Skip gram does not predict the current word based on the context instead it uses each current word as an input to a log-linear classifier with continuous projection layer, and predict words within a certain range before and after the current word.
GloVe: Global Vector for word representation
GloVe was developed by Pennington, et al. at Stanford. It is called Global Vectors as the global corpus statistics are captured directly by the model.
It leverages both
- Global matrix factorization methods like latent semantic analysis (LSA) for generating low-dimensional word representations
- Local context window methods such as the skip-gram model of Mikolov et al
LSA efficiently leverage statistical information but do not do good on word analogy, thus indicating a sub-optimal vector space structure.
Methods like skip-gram perform better on the analogy task, but poorly utilizes the statistics of the corpus as they are not trained on global co-occurrence counts. GloVe uses a specific weighted least squares model to train on global word co-occurrence counts to make efficient use of statistics.
Consider two words i=ice and j=steam in context of Thermodynamics domain. The relationship of these words can be examined by studying the ratio of their co-occurrence probabilities with various probe words k.
Probe words like water or fashion that are either related to both ice and steam, or to neither, the ratio should be close to one.
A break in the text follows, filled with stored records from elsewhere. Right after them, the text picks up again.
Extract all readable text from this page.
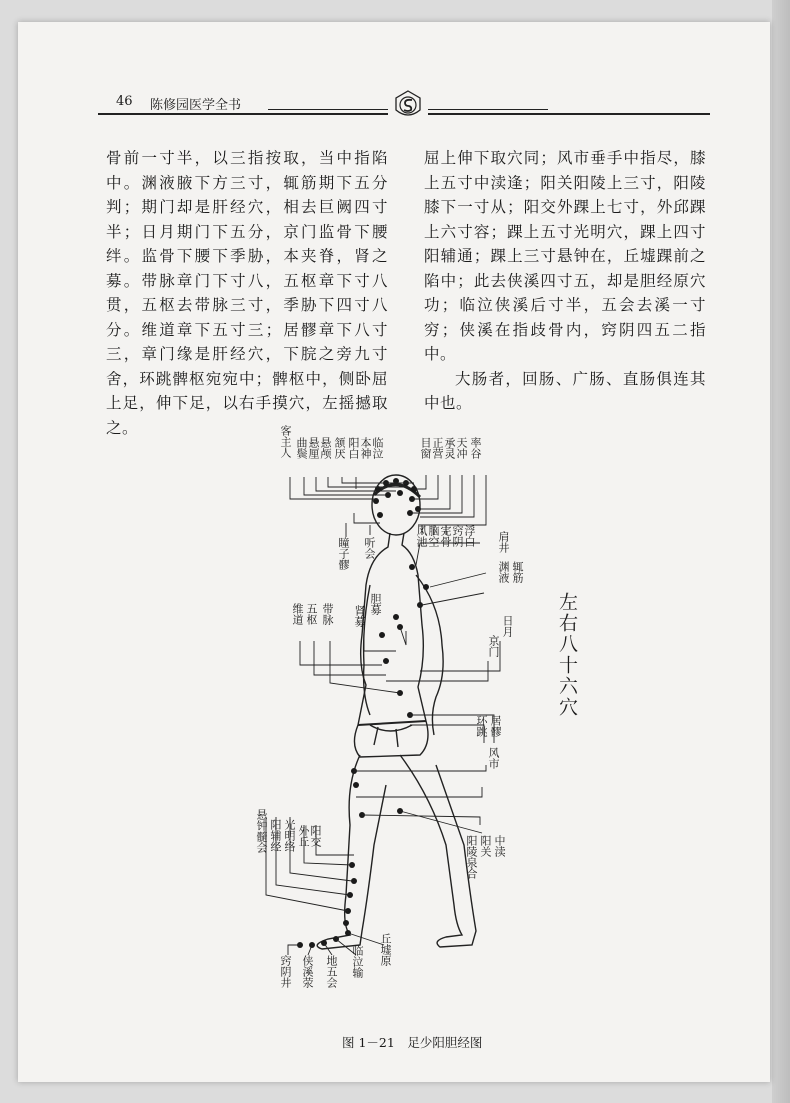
46 陈修园医学全书

骨前一寸半，以三指按取，当中指陷中。渊液腋下方三寸，辄筋期下五分判；期门却是肝经穴，相去巨阙四寸半；日月期门下五分，京门监骨下腰绊。监骨下腰下季胁，本夹脊，肾之募。带脉章门下寸八，五枢章下寸八贯，五枢去带脉三寸，季胁下四寸八分。维道章下五寸三；居髎章下八寸三，章门缘是肝经穴，下脘之旁九寸舍，环跳髀枢宛宛中；髀枢中，侧卧屈上足，伸下足，以右手摸穴，左摇撼取之。

屈上伸下取穴同；风市垂手中指尽，膝上五寸中渎逢；阳关阳陵上三寸，阳陵膝下一寸从；阳交外踝上七寸，外邱踝上六寸容；踝上五寸光明穴，踝上四寸阳辅通；踝上三寸悬钟在，丘墟踝前之陷中；此去侠溪四寸五，却是胆经原穴功；临泣侠溪后寸半，五会去溪一寸穷；侠溪在指歧骨内，窍阴四五二指中。

大肠者，回肠、广肠、直肠俱连其中也。

客主人 曲鬓 悬厘 悬颅 颔厌 阳白 本神 临泣	目窗 正营 承灵 天冲 率谷
瞳子髎 听会
风池 脑空 完骨 窍阴 浮白 肩井
辄筋
渊液
维道 五枢 带脉 肾募
胆募
日月
京门
环跳 居髎
风市
中渎
阳关
阳陵泉合
悬钟髓会 阳辅经 光明络 外丘 阳交
窍阴井 侠溪荥 地五会 临泣输 丘墟原
左右八十六穴
图 1－21　足少阳胆经图
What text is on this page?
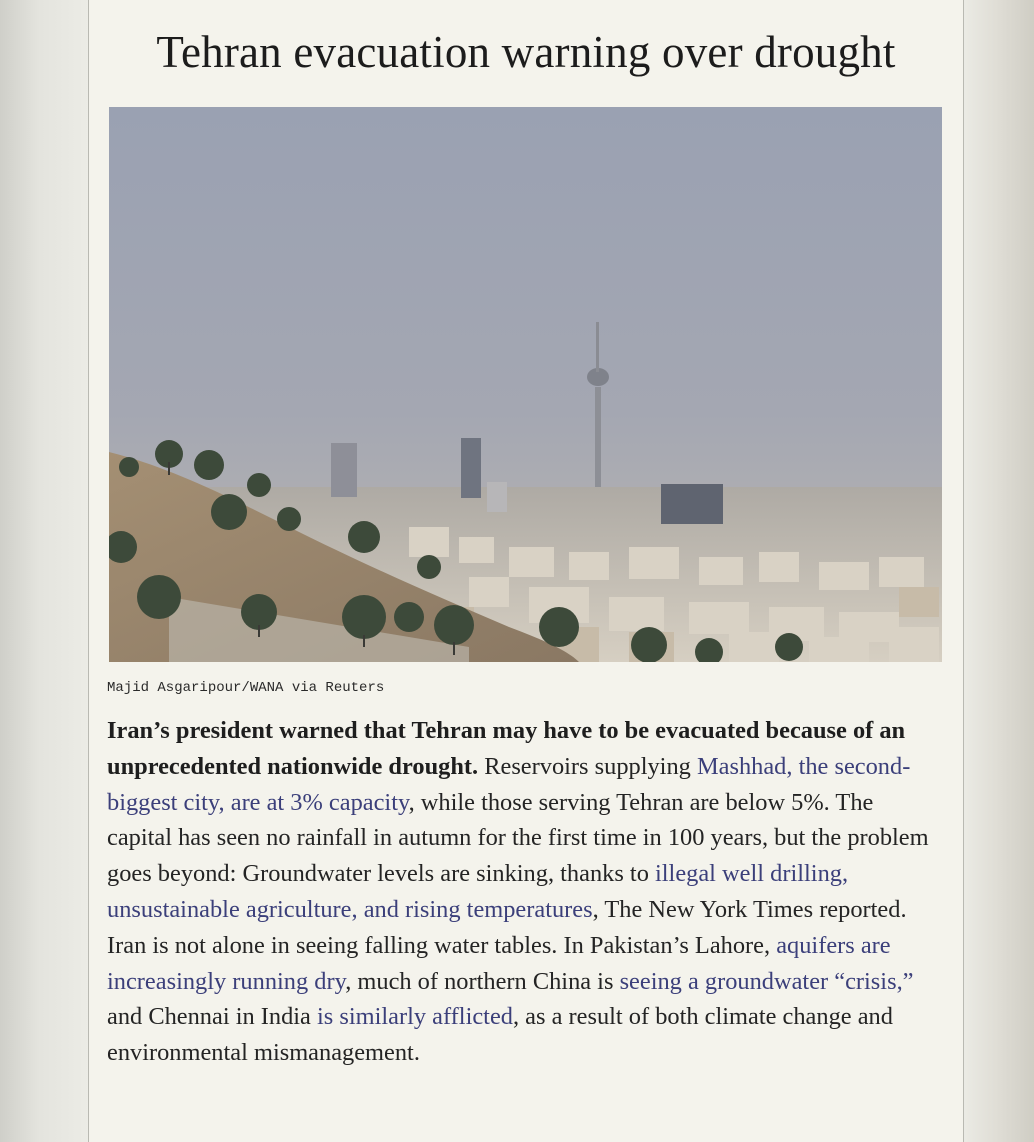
Tehran evacuation warning over drought
Majid Asgaripour/WANA via Reuters
Iran’s president warned that Tehran may have to be evacuated because of an unprecedented nationwide drought. Reservoirs supplying Mashhad, the second-biggest city, are at 3% capacity, while those serving Tehran are below 5%. The capital has seen no rainfall in autumn for the first time in 100 years, but the problem goes beyond: Groundwater levels are sinking, thanks to illegal well drilling, unsustainable agriculture, and rising temperatures, The New York Times reported. Iran is not alone in seeing falling water tables. In Pakistan’s Lahore, aquifers are increasingly running dry, much of northern China is seeing a groundwater “crisis,” and Chennai in India is similarly afflicted, as a result of both climate change and environmental mismanagement.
Probe words like solid related to ice but not to steam will have large value for the ratio
Compared to the raw probabilities, the ratio is better able to distinguish relevant words (solid and gas) from irrelevant words (water and fashion) and it is also better able to discriminate between the two relevant words.
It is the gender that distinguishes man from woman, similar to word pairs, such as king and queen or brother and sister. To state this observation mathematically, we might expect that the vector differences man :woman, king :queen, and brother:sister might all be roughly equal. This property and other interesting patterns can be observed in the above set of visualizations using GloVe.
Word embeddings are considered to be one of successful applications of unsupervised learning at present. They do not require any annotated corpora. Embeddings uses a lower-dimensional space while preserving semantic relationships.